Protéger le capital des entreprises tout en déployant une nouvelle source de financement des activités d'intérêt général, c'est possible : Ikea (Suède), Carlsberg (Danemark), Tata (Inde), Bosch ou Bertelsmann (Allemagne), Rolex (Suisse) ou les Laboratoires Pierre Fabre (France) sont autant d'exemples d'entreprises d'envergure internationale qui y sont parvenues. Leur secret : elles appartiennent toutes à des fondations.

Elles sont plus de 500 en Allemagne, 1 000 en Norvège, 1 300 au Danemark (1), ces entreprises – grandes ou plus petites – dont les fondateurs ont fait le choix singulier de transmettre tout ou partie du capital et des droits de vote à une fondation. Pourquoi ? Pour une raison patrimoniale d’abord, car la fondation actionnaire protège le capital de l’entreprise qu’elle détient : elle inscrit par définition l’entreprise dans le long terme et la protège des OPA hostiles. Pour un motif philanthropique ensuite, car ce modèle assure à la fondation des revenus réguliers : la valeur créée par l’entreprise concourt directement à une action d’intérêt général. 

Les entreprises détenues par des fondations représentent 54 % de la capitalisation boursière de Copenhague  

Selon les pays, la double responsabilité philanthropique et de gestion directe de l’entreprise (2) par la fondation est plus ou moins assumée. Quand cette double mission est pleinement autorisée, les fondations actionnaires sont florissantes. Au Danemark par exemple, les entreprises détenues par des fondations représentent 54 % de la capitalisation boursière de Copenhague et leurs dons 0,5 % du PIB (contre la moitié pour toute la philanthropie en France). Et la performance des entreprises ainsi contrôlées par des fondations est aussi bonne, voire supérieure, à celles des entreprises classiques (3).

Malgré son caractère doublement vertueux, ce modèle fait encore figure d’ovni en France, où les Laboratoires Pierre Fabre, et dans une moindre mesure l’Institut Mérieux, constituent des exceptions. Comme le souligne Xavier Delsol, associé du cabinet Delsol Avocats et partenaire régulier de Prophil, le Conseil d’État a longtemps considéré qu’une fondation reconnue d’utilité publique ne pouvait pas détenir des participations dans une entreprise, du moins de manière autre qu’à titre de simple placement financier accessoire. Il a fallu attendre la loi du 5 août 2005, pour débloquer ce frein, mais cette avancée n’a été que peu utilisée à ce jour (4).

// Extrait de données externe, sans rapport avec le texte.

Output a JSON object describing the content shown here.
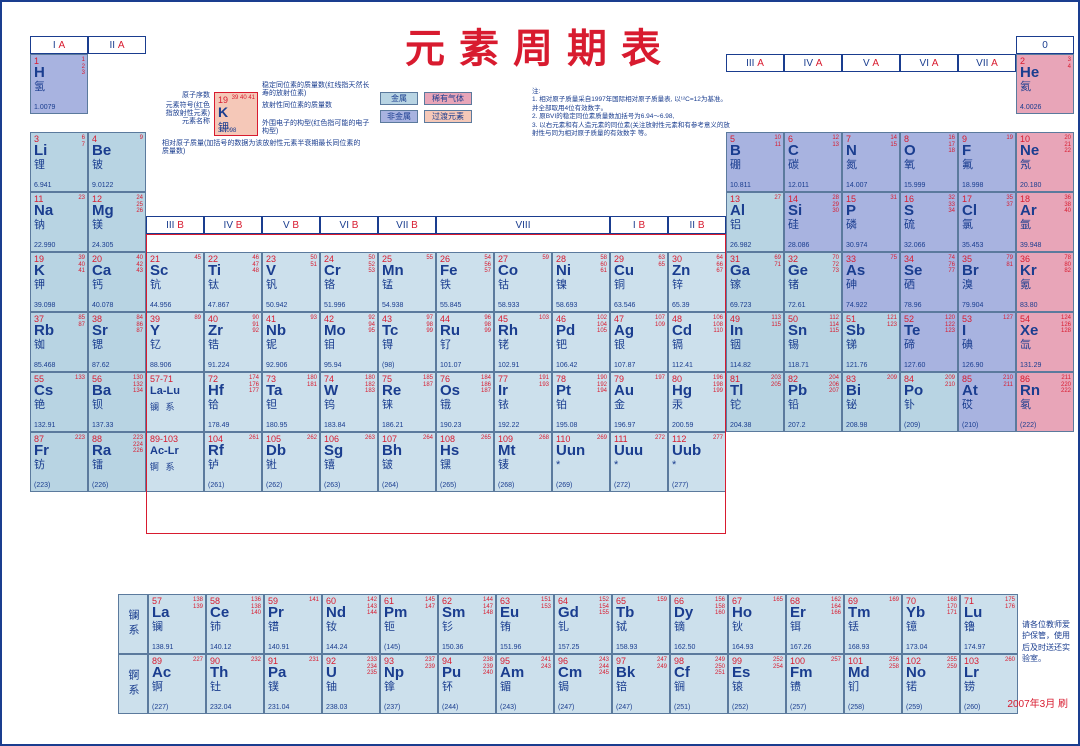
{
  "title": "元素周期表",
  "colors": {
    "border": "#1a3d8f",
    "title": "#d81b2f",
    "metal_bg": "#b8d4e3",
    "nonmetal_bg": "#a8b3e0",
    "noble_bg": "#e8a5b8",
    "trans_bg": "#f5c8b8",
    "lightblue_bg": "#cce0ec",
    "white": "#ffffff"
  },
  "group_labels": {
    "IA": "I A",
    "IIA": "II A",
    "IIIA": "III A",
    "IVA": "IV A",
    "VA": "V A",
    "VIA": "VI A",
    "VIIA": "VII A",
    "O": "0",
    "IIIB": "III B",
    "IVB": "IV B",
    "VB": "V B",
    "VIB": "VI B",
    "VIIB": "VII B",
    "VIII": "VIII",
    "IB": "I B",
    "IIB": "II B"
  },
  "legend": {
    "sample": {
      "num": "19",
      "sym": "K",
      "name": "钾",
      "mass": "39.098",
      "iso": "39 40 41"
    },
    "labels": {
      "l1": "原子序数",
      "l2": "元素符号(红色指放射性元素)",
      "l3": "元素名称",
      "l4": "相对原子质量(加括号的数据为该放射性元素半衰期最长同位素的质量数)",
      "l5": "稳定同位素的质量数(红线指天然长寿的放射位素)",
      "l6": "放射性同位素的质量数",
      "l7": "外围电子的构型(红色指可能的电子构型)"
    },
    "cats": {
      "metal": "金属",
      "noble": "稀有气体",
      "nonmetal": "非金属",
      "trans": "过渡元素"
    }
  },
  "notes": {
    "header": "注:",
    "n1": "1. 相对原子质量采自1997年国际相对原子质量表, 以¹²C=12为基准。并全部取用4位有效数字。",
    "n2": "2. 原BVI的稳定同位素质量数加括号为6.94～6.98,",
    "n3": "3. 以右元素和有人造元素的同位素(关注放射性元素和有参考意义的放射性与同为相对原子质量的有效数字 等。"
  },
  "side_note": "请各位教师爱护保管，使用后及时送还实验室。",
  "date": "2007年3月 刷",
  "elements": {
    "H": {
      "n": "1",
      "s": "H",
      "nm": "氢",
      "m": "1.0079",
      "c": "nonmetal",
      "iso": "1 2 3"
    },
    "He": {
      "n": "2",
      "s": "He",
      "nm": "氦",
      "m": "4.0026",
      "c": "noble",
      "iso": "3 4"
    },
    "Li": {
      "n": "3",
      "s": "Li",
      "nm": "锂",
      "m": "6.941",
      "c": "metal",
      "iso": "6 7"
    },
    "Be": {
      "n": "4",
      "s": "Be",
      "nm": "铍",
      "m": "9.0122",
      "c": "metal",
      "iso": "9"
    },
    "B": {
      "n": "5",
      "s": "B",
      "nm": "硼",
      "m": "10.811",
      "c": "nonmetal",
      "iso": "10 11"
    },
    "C": {
      "n": "6",
      "s": "C",
      "nm": "碳",
      "m": "12.011",
      "c": "nonmetal",
      "iso": "12 13"
    },
    "N": {
      "n": "7",
      "s": "N",
      "nm": "氮",
      "m": "14.007",
      "c": "nonmetal",
      "iso": "14 15"
    },
    "O": {
      "n": "8",
      "s": "O",
      "nm": "氧",
      "m": "15.999",
      "c": "nonmetal",
      "iso": "16 17 18"
    },
    "F": {
      "n": "9",
      "s": "F",
      "nm": "氟",
      "m": "18.998",
      "c": "nonmetal",
      "iso": "19"
    },
    "Ne": {
      "n": "10",
      "s": "Ne",
      "nm": "氖",
      "m": "20.180",
      "c": "noble",
      "iso": "20 21 22"
    },
    "Na": {
      "n": "11",
      "s": "Na",
      "nm": "钠",
      "m": "22.990",
      "c": "metal",
      "iso": "23"
    },
    "Mg": {
      "n": "12",
      "s": "Mg",
      "nm": "镁",
      "m": "24.305",
      "c": "metal",
      "iso": "24 25 26"
    },
    "Al": {
      "n": "13",
      "s": "Al",
      "nm": "铝",
      "m": "26.982",
      "c": "metal",
      "iso": "27"
    },
    "Si": {
      "n": "14",
      "s": "Si",
      "nm": "硅",
      "m": "28.086",
      "c": "nonmetal",
      "iso": "28 29 30"
    },
    "P": {
      "n": "15",
      "s": "P",
      "nm": "磷",
      "m": "30.974",
      "c": "nonmetal",
      "iso": "31"
    },
    "S": {
      "n": "16",
      "s": "S",
      "nm": "硫",
      "m": "32.066",
      "c": "nonmetal",
      "iso": "32 33 34 36"
    },
    "Cl": {
      "n": "17",
      "s": "Cl",
      "nm": "氯",
      "m": "35.453",
      "c": "nonmetal",
      "iso": "35 37"
    },
    "Ar": {
      "n": "18",
      "s": "Ar",
      "nm": "氩",
      "m": "39.948",
      "c": "noble",
      "iso": "36 38 40"
    },
    "K": {
      "n": "19",
      "s": "K",
      "nm": "钾",
      "m": "39.098",
      "c": "metal",
      "iso": "39 40 41"
    },
    "Ca": {
      "n": "20",
      "s": "Ca",
      "nm": "钙",
      "m": "40.078",
      "c": "metal",
      "iso": "40 42 43 44 46 48"
    },
    "Sc": {
      "n": "21",
      "s": "Sc",
      "nm": "钪",
      "m": "44.956",
      "c": "lightblue",
      "iso": "45"
    },
    "Ti": {
      "n": "22",
      "s": "Ti",
      "nm": "钛",
      "m": "47.867",
      "c": "lightblue",
      "iso": "46 47 48 49 50"
    },
    "V": {
      "n": "23",
      "s": "V",
      "nm": "钒",
      "m": "50.942",
      "c": "lightblue",
      "iso": "50 51"
    },
    "Cr": {
      "n": "24",
      "s": "Cr",
      "nm": "铬",
      "m": "51.996",
      "c": "lightblue",
      "iso": "50 52 53 54"
    },
    "Mn": {
      "n": "25",
      "s": "Mn",
      "nm": "锰",
      "m": "54.938",
      "c": "lightblue",
      "iso": "55"
    },
    "Fe": {
      "n": "26",
      "s": "Fe",
      "nm": "铁",
      "m": "55.845",
      "c": "lightblue",
      "iso": "54 56 57 58"
    },
    "Co": {
      "n": "27",
      "s": "Co",
      "nm": "钴",
      "m": "58.933",
      "c": "lightblue",
      "iso": "59"
    },
    "Ni": {
      "n": "28",
      "s": "Ni",
      "nm": "镍",
      "m": "58.693",
      "c": "lightblue",
      "iso": "58 60 61 62 64"
    },
    "Cu": {
      "n": "29",
      "s": "Cu",
      "nm": "铜",
      "m": "63.546",
      "c": "lightblue",
      "iso": "63 65"
    },
    "Zn": {
      "n": "30",
      "s": "Zn",
      "nm": "锌",
      "m": "65.39",
      "c": "lightblue",
      "iso": "64 66 67 68 70"
    },
    "Ga": {
      "n": "31",
      "s": "Ga",
      "nm": "镓",
      "m": "69.723",
      "c": "metal",
      "iso": "69 71"
    },
    "Ge": {
      "n": "32",
      "s": "Ge",
      "nm": "锗",
      "m": "72.61",
      "c": "metal",
      "iso": "70 72 73 74 76"
    },
    "As": {
      "n": "33",
      "s": "As",
      "nm": "砷",
      "m": "74.922",
      "c": "nonmetal",
      "iso": "75"
    },
    "Se": {
      "n": "34",
      "s": "Se",
      "nm": "硒",
      "m": "78.96",
      "c": "nonmetal",
      "iso": "74 76 77 78 80 82"
    },
    "Br": {
      "n": "35",
      "s": "Br",
      "nm": "溴",
      "m": "79.904",
      "c": "nonmetal",
      "iso": "79 81"
    },
    "Kr": {
      "n": "36",
      "s": "Kr",
      "nm": "氪",
      "m": "83.80",
      "c": "noble",
      "iso": "78 80 82 83 84 86"
    },
    "Rb": {
      "n": "37",
      "s": "Rb",
      "nm": "铷",
      "m": "85.468",
      "c": "metal",
      "iso": "85 87"
    },
    "Sr": {
      "n": "38",
      "s": "Sr",
      "nm": "锶",
      "m": "87.62",
      "c": "metal",
      "iso": "84 86 87 88"
    },
    "Y": {
      "n": "39",
      "s": "Y",
      "nm": "钇",
      "m": "88.906",
      "c": "lightblue",
      "iso": "89"
    },
    "Zr": {
      "n": "40",
      "s": "Zr",
      "nm": "锆",
      "m": "91.224",
      "c": "lightblue",
      "iso": "90 91 92 94 96"
    },
    "Nb": {
      "n": "41",
      "s": "Nb",
      "nm": "铌",
      "m": "92.906",
      "c": "lightblue",
      "iso": "93"
    },
    "Mo": {
      "n": "42",
      "s": "Mo",
      "nm": "钼",
      "m": "95.94",
      "c": "lightblue",
      "iso": "92 94 95 96 97 98 100"
    },
    "Tc": {
      "n": "43",
      "s": "Tc",
      "nm": "锝",
      "m": "(98)",
      "c": "lightblue",
      "iso": "97 98 99"
    },
    "Ru": {
      "n": "44",
      "s": "Ru",
      "nm": "钌",
      "m": "101.07",
      "c": "lightblue",
      "iso": "96 98 99 100 101 102 104"
    },
    "Rh": {
      "n": "45",
      "s": "Rh",
      "nm": "铑",
      "m": "102.91",
      "c": "lightblue",
      "iso": "103"
    },
    "Pd": {
      "n": "46",
      "s": "Pd",
      "nm": "钯",
      "m": "106.42",
      "c": "lightblue",
      "iso": "102 104 105 106 108 110"
    },
    "Ag": {
      "n": "47",
      "s": "Ag",
      "nm": "银",
      "m": "107.87",
      "c": "lightblue",
      "iso": "107 109"
    },
    "Cd": {
      "n": "48",
      "s": "Cd",
      "nm": "镉",
      "m": "112.41",
      "c": "lightblue",
      "iso": "106 108 110 111 112 113 114 116"
    },
    "In": {
      "n": "49",
      "s": "In",
      "nm": "铟",
      "m": "114.82",
      "c": "metal",
      "iso": "113 115"
    },
    "Sn": {
      "n": "50",
      "s": "Sn",
      "nm": "锡",
      "m": "118.71",
      "c": "metal",
      "iso": "112 114 115 116 117 118 119 120 122 124"
    },
    "Sb": {
      "n": "51",
      "s": "Sb",
      "nm": "锑",
      "m": "121.76",
      "c": "metal",
      "iso": "121 123"
    },
    "Te": {
      "n": "52",
      "s": "Te",
      "nm": "碲",
      "m": "127.60",
      "c": "nonmetal",
      "iso": "120 122 123 124 125 126 128 130"
    },
    "I": {
      "n": "53",
      "s": "I",
      "nm": "碘",
      "m": "126.90",
      "c": "nonmetal",
      "iso": "127"
    },
    "Xe": {
      "n": "54",
      "s": "Xe",
      "nm": "氙",
      "m": "131.29",
      "c": "noble",
      "iso": "124 126 128 129 130 131 132 134 136"
    },
    "Cs": {
      "n": "55",
      "s": "Cs",
      "nm": "铯",
      "m": "132.91",
      "c": "metal",
      "iso": "133"
    },
    "Ba": {
      "n": "56",
      "s": "Ba",
      "nm": "钡",
      "m": "137.33",
      "c": "metal",
      "iso": "130 132 134 135 136 137 138"
    },
    "LaLu": {
      "n": "57-71",
      "s": "La-Lu",
      "nm": "镧 系",
      "m": "",
      "c": "lightblue"
    },
    "Hf": {
      "n": "72",
      "s": "Hf",
      "nm": "铪",
      "m": "178.49",
      "c": "lightblue",
      "iso": "174 176 177 178 179 180"
    },
    "Ta": {
      "n": "73",
      "s": "Ta",
      "nm": "钽",
      "m": "180.95",
      "c": "lightblue",
      "iso": "180 181"
    },
    "W": {
      "n": "74",
      "s": "W",
      "nm": "钨",
      "m": "183.84",
      "c": "lightblue",
      "iso": "180 182 183 184 186"
    },
    "Re": {
      "n": "75",
      "s": "Re",
      "nm": "铼",
      "m": "186.21",
      "c": "lightblue",
      "iso": "185 187"
    },
    "Os": {
      "n": "76",
      "s": "Os",
      "nm": "锇",
      "m": "190.23",
      "c": "lightblue",
      "iso": "184 186 187 188 189 190 192"
    },
    "Ir": {
      "n": "77",
      "s": "Ir",
      "nm": "铱",
      "m": "192.22",
      "c": "lightblue",
      "iso": "191 193"
    },
    "Pt": {
      "n": "78",
      "s": "Pt",
      "nm": "铂",
      "m": "195.08",
      "c": "lightblue",
      "iso": "190 192 194 195 196 198"
    },
    "Au": {
      "n": "79",
      "s": "Au",
      "nm": "金",
      "m": "196.97",
      "c": "lightblue",
      "iso": "197"
    },
    "Hg": {
      "n": "80",
      "s": "Hg",
      "nm": "汞",
      "m": "200.59",
      "c": "lightblue",
      "iso": "196 198 199 200 201 202 204"
    },
    "Tl": {
      "n": "81",
      "s": "Tl",
      "nm": "铊",
      "m": "204.38",
      "c": "metal",
      "iso": "203 205"
    },
    "Pb": {
      "n": "82",
      "s": "Pb",
      "nm": "铅",
      "m": "207.2",
      "c": "metal",
      "iso": "204 206 207 208"
    },
    "Bi": {
      "n": "83",
      "s": "Bi",
      "nm": "铋",
      "m": "208.98",
      "c": "metal",
      "iso": "209"
    },
    "Po": {
      "n": "84",
      "s": "Po",
      "nm": "钋",
      "m": "(209)",
      "c": "metal",
      "iso": "209 210"
    },
    "At": {
      "n": "85",
      "s": "At",
      "nm": "砹",
      "m": "(210)",
      "c": "nonmetal",
      "iso": "210 211"
    },
    "Rn": {
      "n": "86",
      "s": "Rn",
      "nm": "氡",
      "m": "(222)",
      "c": "noble",
      "iso": "211 220 222"
    },
    "Fr": {
      "n": "87",
      "s": "Fr",
      "nm": "钫",
      "m": "(223)",
      "c": "metal",
      "iso": "223"
    },
    "Ra": {
      "n": "88",
      "s": "Ra",
      "nm": "镭",
      "m": "(226)",
      "c": "metal",
      "iso": "223 224 226 228"
    },
    "AcLr": {
      "n": "89-103",
      "s": "Ac-Lr",
      "nm": "锕 系",
      "m": "",
      "c": "lightblue"
    },
    "Rf": {
      "n": "104",
      "s": "Rf",
      "nm": "𬬻",
      "m": "(261)",
      "c": "lightblue",
      "iso": "261"
    },
    "Db": {
      "n": "105",
      "s": "Db",
      "nm": "𬭊",
      "m": "(262)",
      "c": "lightblue",
      "iso": "262"
    },
    "Sg": {
      "n": "106",
      "s": "Sg",
      "nm": "𬭳",
      "m": "(263)",
      "c": "lightblue",
      "iso": "263"
    },
    "Bh": {
      "n": "107",
      "s": "Bh",
      "nm": "𬭛",
      "m": "(264)",
      "c": "lightblue",
      "iso": "264"
    },
    "Hs": {
      "n": "108",
      "s": "Hs",
      "nm": "𬭶",
      "m": "(265)",
      "c": "lightblue",
      "iso": "265"
    },
    "Mt": {
      "n": "109",
      "s": "Mt",
      "nm": "鿏",
      "m": "(268)",
      "c": "lightblue",
      "iso": "268"
    },
    "Uun": {
      "n": "110",
      "s": "Uun",
      "nm": "*",
      "m": "(269)",
      "c": "lightblue",
      "iso": "269"
    },
    "Uuu": {
      "n": "111",
      "s": "Uuu",
      "nm": "*",
      "m": "(272)",
      "c": "lightblue",
      "iso": "272"
    },
    "Uub": {
      "n": "112",
      "s": "Uub",
      "nm": "*",
      "m": "(277)",
      "c": "lightblue",
      "iso": "277"
    }
  },
  "lanthanides": {
    "label": "镧系",
    "items": {
      "La": {
        "n": "57",
        "s": "La",
        "nm": "镧",
        "m": "138.91",
        "iso": "138 139"
      },
      "Ce": {
        "n": "58",
        "s": "Ce",
        "nm": "铈",
        "m": "140.12",
        "iso": "136 138 140 142"
      },
      "Pr": {
        "n": "59",
        "s": "Pr",
        "nm": "镨",
        "m": "140.91",
        "iso": "141"
      },
      "Nd": {
        "n": "60",
        "s": "Nd",
        "nm": "钕",
        "m": "144.24",
        "iso": "142 143 144 145 146 148 150"
      },
      "Pm": {
        "n": "61",
        "s": "Pm",
        "nm": "钷",
        "m": "(145)",
        "iso": "145 147"
      },
      "Sm": {
        "n": "62",
        "s": "Sm",
        "nm": "钐",
        "m": "150.36",
        "iso": "144 147 148 149 150 152 154"
      },
      "Eu": {
        "n": "63",
        "s": "Eu",
        "nm": "铕",
        "m": "151.96",
        "iso": "151 153"
      },
      "Gd": {
        "n": "64",
        "s": "Gd",
        "nm": "钆",
        "m": "157.25",
        "iso": "152 154 155 156 157 158 160"
      },
      "Tb": {
        "n": "65",
        "s": "Tb",
        "nm": "铽",
        "m": "158.93",
        "iso": "159"
      },
      "Dy": {
        "n": "66",
        "s": "Dy",
        "nm": "镝",
        "m": "162.50",
        "iso": "156 158 160 161 162 163 164"
      },
      "Ho": {
        "n": "67",
        "s": "Ho",
        "nm": "钬",
        "m": "164.93",
        "iso": "165"
      },
      "Er": {
        "n": "68",
        "s": "Er",
        "nm": "铒",
        "m": "167.26",
        "iso": "162 164 166 167 168 170"
      },
      "Tm": {
        "n": "69",
        "s": "Tm",
        "nm": "铥",
        "m": "168.93",
        "iso": "169"
      },
      "Yb": {
        "n": "70",
        "s": "Yb",
        "nm": "镱",
        "m": "173.04",
        "iso": "168 170 171 172 173 174 176"
      },
      "Lu": {
        "n": "71",
        "s": "Lu",
        "nm": "镥",
        "m": "174.97",
        "iso": "175 176"
      }
    }
  },
  "actinides": {
    "label": "锕系",
    "items": {
      "Ac": {
        "n": "89",
        "s": "Ac",
        "nm": "锕",
        "m": "(227)",
        "iso": "227"
      },
      "Th": {
        "n": "90",
        "s": "Th",
        "nm": "钍",
        "m": "232.04",
        "iso": "232"
      },
      "Pa": {
        "n": "91",
        "s": "Pa",
        "nm": "镤",
        "m": "231.04",
        "iso": "231"
      },
      "U": {
        "n": "92",
        "s": "U",
        "nm": "铀",
        "m": "238.03",
        "iso": "233 234 235 236 238"
      },
      "Np": {
        "n": "93",
        "s": "Np",
        "nm": "镎",
        "m": "(237)",
        "iso": "237 239"
      },
      "Pu": {
        "n": "94",
        "s": "Pu",
        "nm": "钚",
        "m": "(244)",
        "iso": "238 239 240 241 242 244"
      },
      "Am": {
        "n": "95",
        "s": "Am",
        "nm": "镅",
        "m": "(243)",
        "iso": "241 243"
      },
      "Cm": {
        "n": "96",
        "s": "Cm",
        "nm": "锔",
        "m": "(247)",
        "iso": "243 244 245 246 247 248"
      },
      "Bk": {
        "n": "97",
        "s": "Bk",
        "nm": "锫",
        "m": "(247)",
        "iso": "247 249"
      },
      "Cf": {
        "n": "98",
        "s": "Cf",
        "nm": "锎",
        "m": "(251)",
        "iso": "249 250 251 252"
      },
      "Es": {
        "n": "99",
        "s": "Es",
        "nm": "锿",
        "m": "(252)",
        "iso": "252 254"
      },
      "Fm": {
        "n": "100",
        "s": "Fm",
        "nm": "镄",
        "m": "(257)",
        "iso": "257"
      },
      "Md": {
        "n": "101",
        "s": "Md",
        "nm": "钔",
        "m": "(258)",
        "iso": "256 258"
      },
      "No": {
        "n": "102",
        "s": "No",
        "nm": "锘",
        "m": "(259)",
        "iso": "255 259"
      },
      "Lr": {
        "n": "103",
        "s": "Lr",
        "nm": "铹",
        "m": "(260)",
        "iso": "260"
      }
    }
  },
  "layout": [
    [
      "H",
      null,
      null,
      null,
      null,
      null,
      null,
      null,
      null,
      null,
      null,
      null,
      null,
      null,
      null,
      null,
      null,
      "He"
    ],
    [
      "Li",
      "Be",
      null,
      null,
      null,
      null,
      null,
      null,
      null,
      null,
      null,
      null,
      "B",
      "C",
      "N",
      "O",
      "F",
      "Ne"
    ],
    [
      "Na",
      "Mg",
      null,
      null,
      null,
      null,
      null,
      null,
      null,
      null,
      null,
      null,
      "Al",
      "Si",
      "P",
      "S",
      "Cl",
      "Ar"
    ],
    [
      "K",
      "Ca",
      "Sc",
      "Ti",
      "V",
      "Cr",
      "Mn",
      "Fe",
      "Co",
      "Ni",
      "Cu",
      "Zn",
      "Ga",
      "Ge",
      "As",
      "Se",
      "Br",
      "Kr"
    ],
    [
      "Rb",
      "Sr",
      "Y",
      "Zr",
      "Nb",
      "Mo",
      "Tc",
      "Ru",
      "Rh",
      "Pd",
      "Ag",
      "Cd",
      "In",
      "Sn",
      "Sb",
      "Te",
      "I",
      "Xe"
    ],
    [
      "Cs",
      "Ba",
      "LaLu",
      "Hf",
      "Ta",
      "W",
      "Re",
      "Os",
      "Ir",
      "Pt",
      "Au",
      "Hg",
      "Tl",
      "Pb",
      "Bi",
      "Po",
      "At",
      "Rn"
    ],
    [
      "Fr",
      "Ra",
      "AcLr",
      "Rf",
      "Db",
      "Sg",
      "Bh",
      "Hs",
      "Mt",
      "Uun",
      "Uuu",
      "Uub",
      null,
      null,
      null,
      null,
      null,
      null
    ]
  ]
}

Fort de l’intérêt manifesté par de nombreux acteurs (réseaux d’entreprises familiales, entreprises, banques privées, fondations, universités…), Prophil a décidé, en collaboration avec le cabinet Delsol, d’examiner plus en détail le fonctionnement des fondations actionnaires dans les autres pays et d’étudier dans quelle mesure il serait transposable en France. À l’heure où la philanthropie devient plus entrepreneuriale et le capitalisme se veut plus responsable, où 700 000 entreprises familiales devraient être transmises dans les quinze prochaines années en France (5) et où l’État-providence s’essouffle, le modèle des fondations actionnaires est indéniablement à développer.  


Virginie Seghers est Présidente et fondatrice de Prophil, cabinet de conseil en stratégie philanthropique et investissement social. Consultante auprès de grandes entreprises et de fondations européennes, maître de conférences à Sciences Po et à HEC sur les thèmes de la responsabilité sociale des entreprises et de l’entrepreneuriat social, co-fondatrice du Mouves et administratrice du fonds Ashoka, Virginie Seghers est investie depuis plus de vingt ans dans le champ de la philanthropie et de l’innovation sociale.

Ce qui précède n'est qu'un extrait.